In the ongoing saga of Kansas Secretary of State Kris Kobach trying to make voting as difficult as possible, 36 organizations that advocate for expanded ballot access sent a letter to Election Assistance Commissioner Brian Newby today asking him to reverse his recent decision allowing Kansas, Georgia and Alabama to require proof of citizenship when citizens register to vote.

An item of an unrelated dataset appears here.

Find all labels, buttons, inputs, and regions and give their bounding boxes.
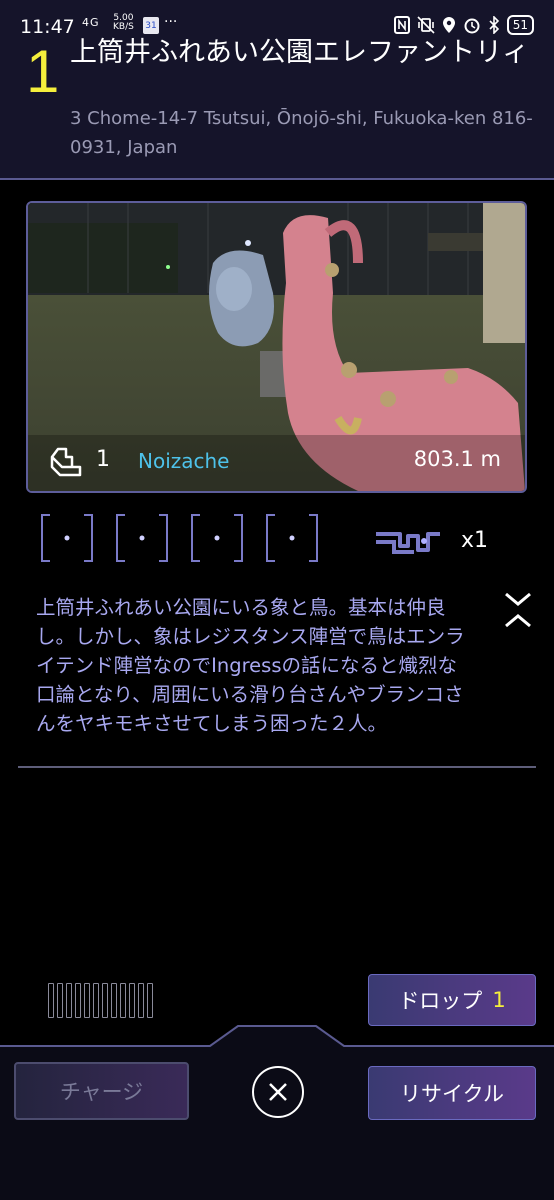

Such changes – which unlawfully permit a handful of states to require documentary proof of citizenship in addition to the sworn attestation under penalty of perjury – run afoul of present Election Assistance Commission (EAC) policy and procedure and are inconsistent with recent court cases. The EAC has previously addressed this very matter and declined to make the change on documentary proof that you recently authorized. EAC Vice-Chair Thomas Hicks, one of the Commissioners to whom you report, has deemed your recent communication a “unilateral” move amounting to a “material” change.i Any material change must be adopted by a quorum of the Commissioners after notice and public comment, as required by the Administrative Procedures Act, the Help America Vote Act, and the National Voter Registration Act. That has not occurred here.
The letter goes on to point out that the changes would affect “tens, if not hundreds, of thousands of voters who seek to register to vote in these three states.” In Kansas alone, a state-level proof of citizenship requirement has put the registration status of over 30,000 prospective voters in question.
It’s unclear as to whether this letter will draw a response from Newby — I doubt it’s enough to prompt him to reverse his policy. But if he keeps this up, these changes could very well wind up in court, as voters in three states will soon be subjected to an almost-certainly illegal hurdle when they try and register to vote.